In particular, for $C\in\mathscr{G}$ ,

(KL)^{*}(1_{C})(x)=\int_{F}L_{y}(C)dK_{x}(y)=\int_{F}L(y,C)dK_{x}(y).

(3)

2 Markov kernels

A Markov kernel from $(E,\mathscr{E})$ to $(F,\mathscr{F})$ is a transition kernel $K$ such that for each $x\in E$ , $K_{x}$ is a probability measure on $\mathscr{F}$ . The unit kernel from $(E,\mathscr{E})$ to $(E,\mathscr{E})$ is

I(x,A)=\delta_{x}(A).

(4)

It is apparent that the unit kernel is a Markov kernel.

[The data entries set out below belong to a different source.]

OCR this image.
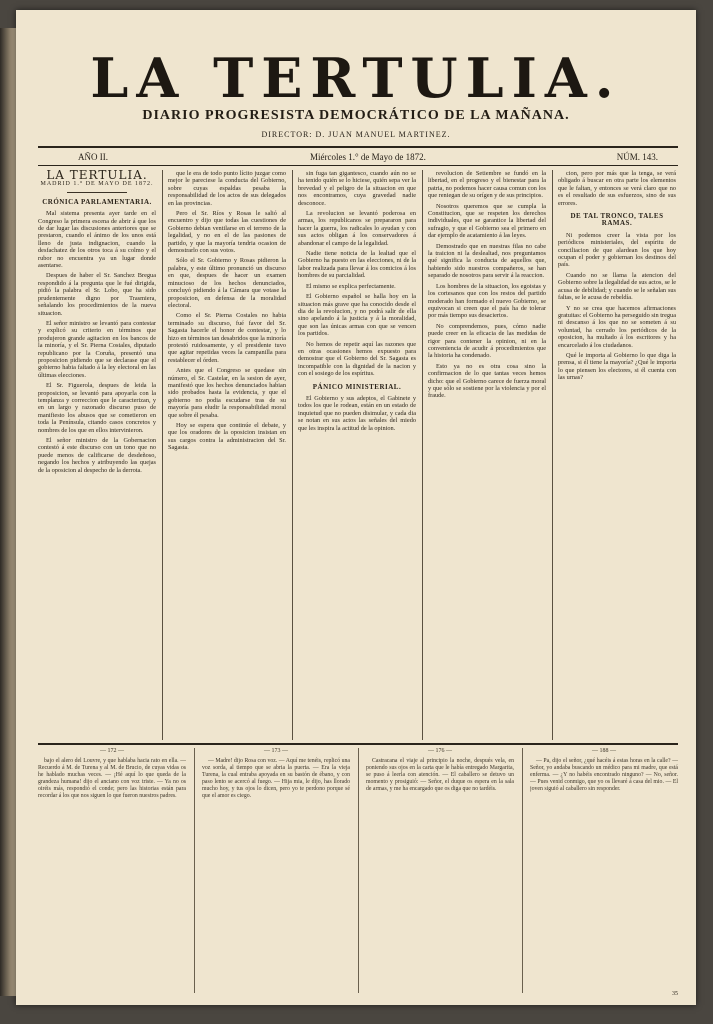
LA TERTULIA.
DIARIO PROGRESISTA DEMOCRÁTICO DE LA MAÑANA.
DIRECTOR: D. JUAN MANUEL MARTINEZ.
AÑO II.	Miércoles 1.° de Mayo de 1872.	NÚM. 143.
LA TERTULIA.
MADRID 1.° DE MAYO DE 1872.
CRÓNICA PARLAMENTARIA.

Mal sistema presenta ayer tarde en el Congreso la primera escena de abrir á que los de dar lugar las discusiones anteriores que se prestaron, cuando el ánimo de los unos está lleno de justa indignacion, cuando la desfachatez de los otros toca á su colmo y el rubor no encuentra ya un lugar donde asentarse.

Despues de haber el Sr. Sanchez Bregua respondido á la pregunta que le fué dirigida, pidió la palabra el Sr. Lobo, que ha sido prudentemente digno por Trasmiera, señalando los procedimientos de la nueva situacion.

El señor ministro se levantó para contestar y explicó su criterio en términos que produjeron grande agitacion en los bancos de la minoría, y el Sr. Pierna Costales, diputado republicano por la Coruña, presentó una proposicion pidiendo que se declarase que el gobierno habia faltado á la ley electoral en las últimas elecciones.

El Sr. Figuerola, despues de leida la proposicion, se levantó para apoyarla con la templanza y correccion que le caracterizan, y en un largo y razonado discurso puso de manifiesto los abusos que se cometieron en toda la Península, citando casos concretos y nombres de los que en ellos intervinieron.

El señor ministro de la Gobernacion contestó á este discurso con un tono que no puede menos de calificarse de desdeñoso, negando los hechos y atribuyendo las quejas de la oposicion al despecho de la derrota.

que le era de todo punto lícito juzgar como mejor le pareciese la conducta del Gobierno, sobre cuyas espaldas pesaba la responsabilidad de los actos de sus delegados en las provincias.

Pero el Sr. Ríos y Rosas le salió al encuentro y dijo que todas las cuestiones de Gobierno debian ventilarse en el terreno de la legalidad, y no en el de las pasiones de partido, y que la mayoría tendria ocasion de demostrarlo con sus votos.

Sólo el Sr. Gobierno y Rosas pidieron la palabra, y este último pronunció un discurso en que, despues de hacer un examen minucioso de los hechos denunciados, concluyó pidiendo á la Cámara que votase la proposicion, en defensa de la moralidad electoral.

Como el Sr. Pierna Costales no habia terminado su discurso, fué favor del Sr. Sagasta hacerle el honor de contestar, y lo hizo en términos tan desabridos que la minoría protestó ruidosamente, y el presidente tuvo que agitar repetidas veces la campanilla para restablecer el órden.

Antes que el Congreso se quedase sin número, el Sr. Castelar, en la sesion de ayer, manifestó que los hechos denunciados habian sido probados hasta la evidencia, y que el gobierno no podia escudarse tras de su mayoría para eludir la responsabilidad moral que sobre él pesaba.

Hoy se espera que continúe el debate, y que los oradores de la oposicion insistan en sus cargos contra la administracion del Sr. Sagasta.

sin fuga tan gigantesco, cuando aún no se ha tenido quién se lo hiciese, quién sepa ver la brevedad y el peligro de la situacion en que nos encontramos, cuya gravedad nadie desconoce.

La revolucion se levantó poderosa en armas, los republicanos se prepararon para hacer la guerra, los radicales lo ayudan y con sus actos obligan á los conservadores á abandonar el campo de la legalidad.

Nadie tiene noticia de la lealtad que el Gobierno ha puesto en las elecciones, ni de la labor realizada para llevar á los comicios á los hombres de su parcialidad.

El mismo se explica perfectamente.

El Gobierno español se halla hoy en la situacion más grave que ha conocido desde el dia de la revolucion, y no podrá salir de ella sino apelando á la justicia y á la moralidad, que son las únicas armas con que se vencen los partidos.

No hemos de repetir aquí las razones que en otras ocasiones hemos expuesto para demostrar que el Gobierno del Sr. Sagasta es incompatible con la dignidad de la nacion y con el sosiego de los espíritus.

PÁNICO MINISTERIAL.

El Gobierno y sus adeptos, el Gabinete y todos los que le rodean, están en un estado de inquietud que no pueden disimular, y cada dia se notan en sus actos las señales del miedo que les inspira la actitud de la opinion.

revolucion de Setiembre se fundó en la libertad, en el progreso y el bienestar para la patria, no podemos hacer causa comun con los que reniegan de su orígen y de sus principios.

Nosotros queremos que se cumpla la Constitucion, que se respeten los derechos individuales, que se garantice la libertad del sufragio, y que el Gobierno sea el primero en dar ejemplo de acatamiento á las leyes.

Demostrado que en nuestras filas no cabe la traicion ni la deslealtad, nos preguntamos qué significa la conducta de aquellos que, habiendo sido nuestros compañeros, se han separado de nosotros para servir á la reaccion.

Los hombres de la situacion, los egoistas y los cortesanos que con los restos del partido moderado han formado el nuevo Gobierno, se equivocan si creen que el país ha de tolerar por más tiempo sus desaciertos.

No comprendemos, pues, cómo nadie puede creer en la eficacia de las medidas de rigor para contener la opinion, ni en la conveniencia de acudir á procedimientos que la historia ha condenado.

Esto ya no es otra cosa sino la confirmacion de lo que tantas veces hemos dicho: que el Gobierno carece de fuerza moral y que sólo se sostiene por la violencia y por el fraude.

cion, pero por más que la tenga, se verá obligado á buscar en otra parte los elementos que le faltan, y entonces se verá claro que no es el resultado de sus esfuerzos, sino de sus errores.

DE TAL TRONCO, TALES RAMAS.

Ni podemos creer la vista por los periódicos ministeriales, del espíritu de conciliacion de que alardean los que hoy ocupan el poder y gobiernan los destinos del país.

Cuando no se llama la atencion del Gobierno sobre la ilegalidad de sus actos, se le acusa de debilidad; y cuando se le señalan sus faltas, se le acusa de rebeldía.

Y no se crea que hacemos afirmaciones gratuitas: el Gobierno ha perseguido sin tregua ni descanso á los que no se someten á su voluntad, ha cerrado los periódicos de la oposicion, ha multado á los escritores y ha encarcelado á los ciudadanos.

Qué le importa al Gobierno lo que diga la prensa, si él tiene la mayoría? ¿Qué le importa lo que piensen los electores, si él cuenta con las urnas?

— 172 —

bajo el alero del Louvre, y que hablaba hacia rato en ella. — Recuerdo á M. de Turena y al M. de Brucio, de cuyas vidas os he hablado muchas veces. — ¡Hé aquí lo que queda de la grandeza humana! dijo el anciano con voz triste. — Ya no os oiréis más, respondió el conde; pero las historias están para recordar á los que nos siguen lo que fueron nuestros padres.

— 173 —

— Madre! dijo Rosa con voz. — Aquí me tenéis, replicó una voz sorda, al tiempo que se abria la puerta. — Era la vieja Turena, la cual entraba apoyada en su bastón de ébano, y con paso lento se acercó al fuego. — Hija mia, le dijo, has llorado mucho hoy, y tus ojos lo dicen, pero yo te perdono porque sé que el amor es ciego.

— 176 —

Castracana el viaje al principio la noche, después vela, en poniendo sus ojos en la carta que le había entregado Margarita, se puso á leerla con atención. — El caballero se detuvo un momento y prosiguió: — Señor, el duque os espera en la sala de armas, y me ha encargado que os diga que no tardéis.

— 188 —

— Pa, dijo el señor, ¿qué hacéis á estas horas en la calle? — Señor, yo andaba buscando un médico para mi madre, que está enferma. — ¿Y no habéis encontrado ninguno? — No, señor. — Pues venid conmigo, que yo os llevaré á casa del mio. — El joven siguió al caballero sin responder.

35
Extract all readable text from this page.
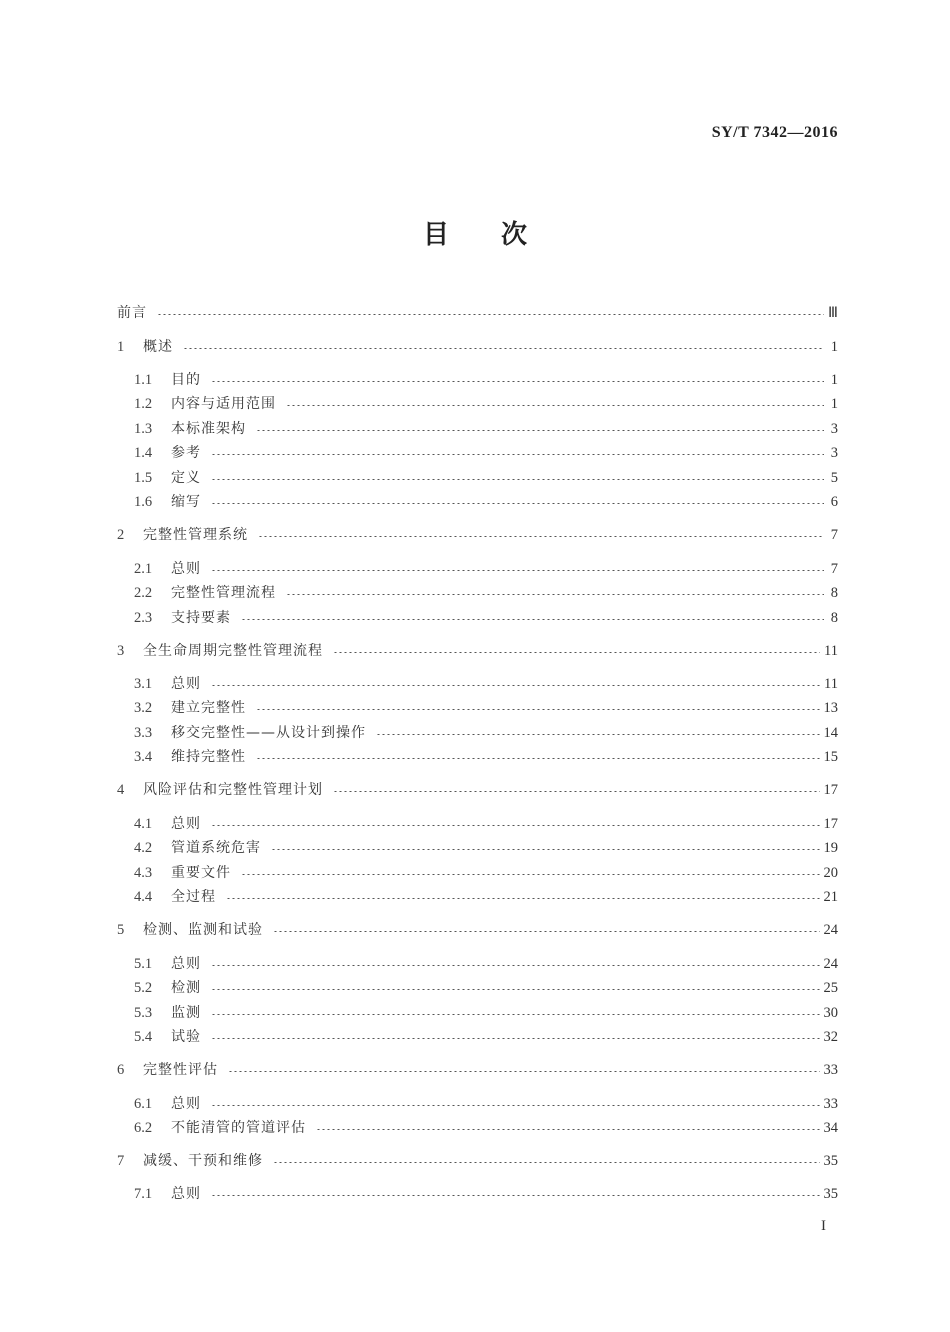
SY/T 7342—2016
目次
前言	Ⅲ
1	概述	1
1.1	目的	1
1.2	内容与适用范围	1
1.3	本标准架构	3
1.4	参考	3
1.5	定义	5
1.6	缩写	6
2	完整性管理系统	7
2.1	总则	7
2.2	完整性管理流程	8
2.3	支持要素	8
3	全生命周期完整性管理流程	11
3.1	总则	11
3.2	建立完整性	13
3.3	移交完整性——从设计到操作	14
3.4	维持完整性	15
4	风险评估和完整性管理计划	17
4.1	总则	17
4.2	管道系统危害	19
4.3	重要文件	20
4.4	全过程	21
5	检测、监测和试验	24
5.1	总则	24
5.2	检测	25
5.3	监测	30
5.4	试验	32
6	完整性评估	33
6.1	总则	33
6.2	不能清管的管道评估	34
7	减缓、干预和维修	35
7.1	总则	35
I
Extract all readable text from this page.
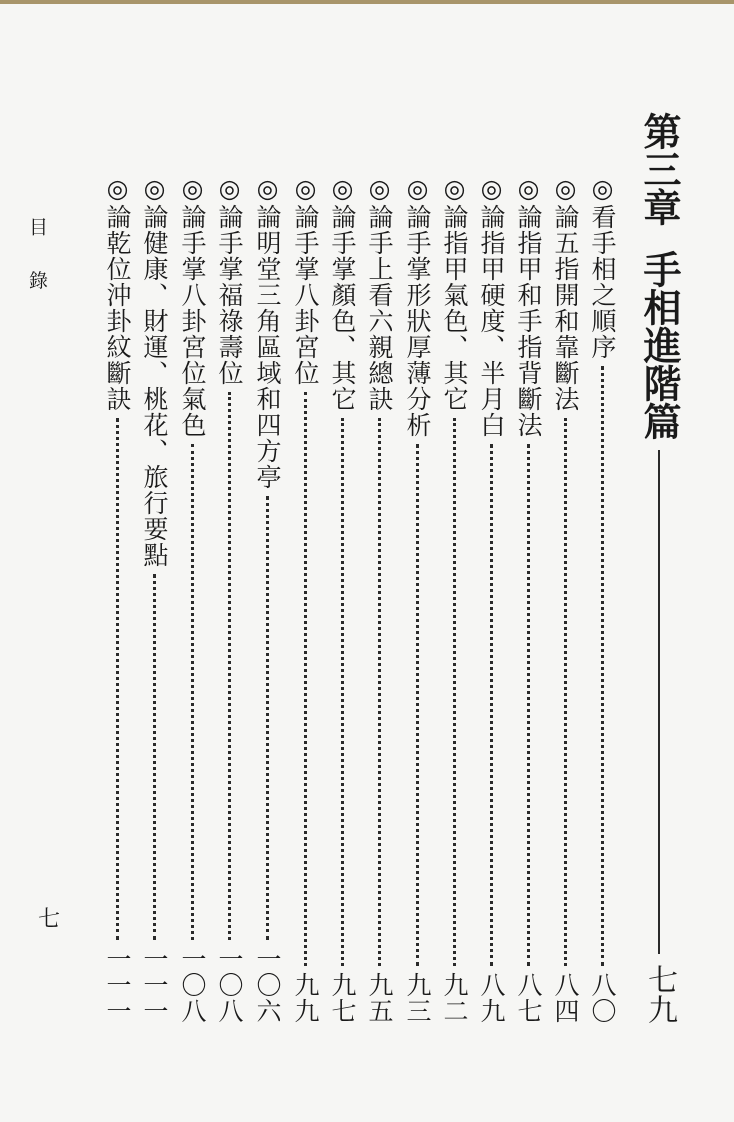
第三章
手相進階篇
七九
◎看手相之順序
八〇
◎論五指開和靠斷法
八四
◎論指甲和手指背斷法
八七
◎論指甲硬度、半月白
八九
◎論指甲氣色、其它
九二
◎論手掌形狀厚薄分析
九三
◎論手上看六親總訣
九五
◎論手掌顏色、其它
九七
◎論手掌八卦宮位
九九
◎論明堂三角區域和四方亭
一〇六
◎論手掌福祿壽位
一〇八
◎論手掌八卦宮位氣色
一〇八
◎論健康、財運、桃花、旅行要點
一一一
◎論乾位沖卦紋斷訣
一一一
目 錄
七
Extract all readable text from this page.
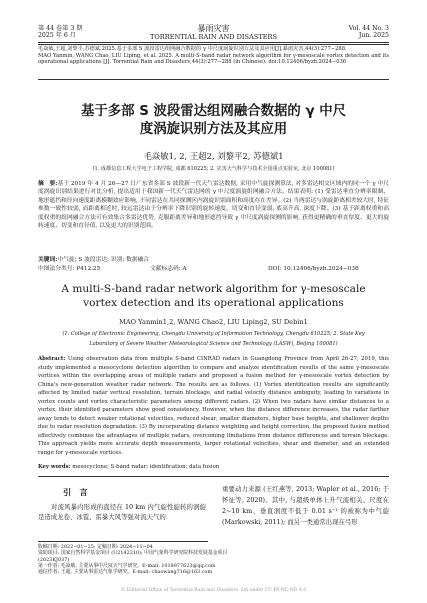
第 44 卷第 3 期
2025 年 6 月
暴雨灾害
TORRENTIAL RAIN AND DISASTERS
Vol. 44 No. 3
Jun. 2025
毛焱敏,王超,刘黎平,苏德斌.2025.基于多部 S 波段雷达组网融合数据的 γ 中尺度涡旋识别方法及其应用[J].暴雨灾害,44(3):277−288.
MAO Yanmin, WANG Chao, LIU Liping, et al. 2025. A multi-S-band radar network algorithm for γ-mesoscale vortex detection and its operational applications [J]. Torrential Rain and Disasters,44(3):277−288 (in Chinese). doi:10.12406/byzh.2024−036
基于多部 S 波段雷达组网融合数据的 γ 中尺度涡旋识别方法及其应用
毛焱敏1, 2, 王超2, 刘黎平2, 苏德斌1
(1. 成都信息工程大学电子工程学院, 成都 610225; 2. 灾害天气科学与技术全国重点实验室, 北京 100081)
摘　要:基于 2019 年 4 月 26—27 日广东省多部 S 波段新一代天气雷达数据, 采用中气旋探测算法, 对多雷达相交区域内的同一个 γ 中尺度涡旋识别结果进行对比分析, 提出适用于我国新一代天气雷达网的 γ 中尺度涡旋组网融合方法。结果表明: (1) 受雷达垂直分辨率限制、地形遮挡和径向速度距离模糊效应影响, 不同雷达在共同探测区内涡旋识别面积和高度存在差异。(2) 当两雷达与涡旋距离相差较大时, 特征参数一致性较弱, 而距离相近时, 较远雷达由于分辨率下降识别的旋转速度、切变和直径变弱, 底高升高, 深度下降。(3) 基于距离权重和高度权重的组网融合方法可有效集合多雷达优势, 克服距离差异和地形遮挡导致 γ 中尺度涡旋探测的影响, 获得更精确的垂直厚度、更大的旋转速度、切变和直径值, 以及更大的识别范围。
关键词:中气旋; S 波段雷达; 识别; 数据融合
中图法分类号: P412.25	文献标志码: A	DOI: 10.12406/byzh.2024−036
A multi-S-band radar network algorithm for γ-mesoscale vortex detection and its operational applications
MAO Yanmin1,2, WANG Chao2, LIU Liping2, SU Debin1
(1. College of Electronic Engineering, Chengdu University of Information Technology, Chengdu 610225; 2. State Key
Laboratory of Severe Weather Meteorological Science and Technology (LASW), Beijing 100081)
Abstract: Using observation data from multiple S-band CINRAD radars in Guangdong Province from April 26-27, 2019, this study implemented a mesocyclone detection algorithm to compare and analyze identification results of the same γ-mesoscale vortices within the overlapping areas of multiple radars and proposed a fusion method for γ-mesoscale vortex detection by China's new-generation weather radar network. The results are as follows. (1) Vortex identification results are significantly affected by limited radar vertical resolution, terrain blockage, and radial velocity distance ambiguity, leading to variations in vortex counts and vortex characteristic parameters among different radars. (2) When two radars have similar distances to a vortex, their identified parameters show good consistency. However, when the distance difference increases, the radar farther away tends to detect weaker rotational velocities, reduced shear, smaller diameters, higher base heights, and shallower depths due to radar resolution degradation. (3) By incorporating distance weighting and height correction, the proposed fusion method effectively combines the advantages of multiple radars, overcoming limitations from distance differences and terrain blockage. This approach yields more accurate depth measurements, larger rotational velocities, shear and diameter, and an extended range for γ-mesoscale vortices.
Key words: mesocyclone; S-band radar; identification; data fusion
引　言
　　对流风暴内形成的直径在 10 km 内气旋性旋转的涡旋是造成龙卷、冰雹、雷暴大风等强对流天气的
重要动力来源 (王红燕等, 2013; Wapler et al., 2016; 于怀征等, 2020)。其中, 与超级单体上升气流相关、尺度在 2~10 km、垂直涡度不低于 0.01 s⁻¹ 的被称为中气旋 (Markowski, 2011); 而另一类通常出现在弓形
收稿日期: 2022−01−25; 定稿日期: 2024−11−04
资助项目: 国家自然科学基金项目 (U2142210); 中国气象科学研究院科技发展基金项目 (2023KJ037)
第一作者: 毛焱敏, 主要从事中尺度天气学研究。E-mail: 1018977623@qq.com
通信作者: 王超, 主要从事雷达气象学研究。E-mail: chaowang716@163.com
© Editorial Office of Torrential Rain and Disasters. OA under CC BY-NC-ND 4.0
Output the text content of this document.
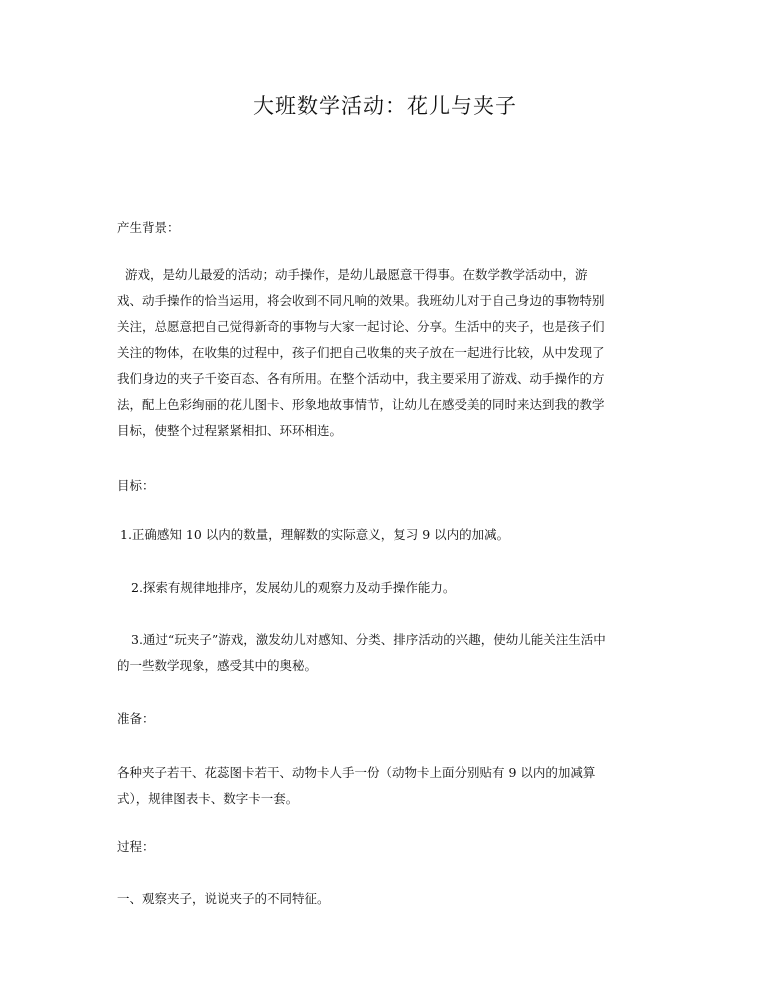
大班数学活动：花儿与夹子
产生背景：
游戏，是幼儿最爱的活动；动手操作，是幼儿最愿意干得事。在数学教学活动中，游
戏、动手操作的恰当运用，将会收到不同凡响的效果。我班幼儿对于自己身边的事物特别
关注，总愿意把自己觉得新奇的事物与大家一起讨论、分享。生活中的夹子，也是孩子们
关注的物体，在收集的过程中，孩子们把自己收集的夹子放在一起进行比较，从中发现了
我们身边的夹子千姿百态、各有所用。在整个活动中，我主要采用了游戏、动手操作的方
法，配上色彩绚丽的花儿图卡、形象地故事情节，让幼儿在感受美的同时来达到我的教学
目标，使整个过程紧紧相扣、环环相连。
目标：
1.正确感知 10 以内的数量，理解数的实际意义，复习 9 以内的加减。
2.探索有规律地排序，发展幼儿的观察力及动手操作能力。
3.通过“玩夹子”游戏，激发幼儿对感知、分类、排序活动的兴趣，使幼儿能关注生活中
的一些数学现象，感受其中的奥秘。
准备：
各种夹子若干、花蕊图卡若干、动物卡人手一份（动物卡上面分别贴有 9 以内的加减算
式），规律图表卡、数字卡一套。
过程：
一、观察夹子，说说夹子的不同特征。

If $K$ is a Markov kernel from $(E,\mathscr{E})$ to $(F,\mathscr{F})$ and $L$ is a Markov kernel from $(F,\mathscr{F})$ to $(G,\mathscr{G})$ , then for $x\in E$ , by (3) we have

(KL)^{*}(1_{G})(x)=\int_{F}dK_{x}(y)=K_{x}(F)=K(x,F)=1,

and thus by (2),

(KL)_{x}(G)=(KL)(x,G)=1,

showing that for each $x\in E$ , $(KL)_{x}$ is a probability measure. Therefore, the product of two Markov kernels is a Markov kernel.

Let $(E,\mathscr{E})$ be a measurable space and let

B_{b}(\mathscr{E})

be the set of bounded functions $E\to\mathbb{R}$ that are measurable $\mathscr{E}\to\mathscr{B}_{\mathbb{R}}$ . $B_{b}(\mathscr{E})$ is a Banach space with the uniform norm

\left\|f\right\|_{u}=\sup_{x\in E}|f(x)|.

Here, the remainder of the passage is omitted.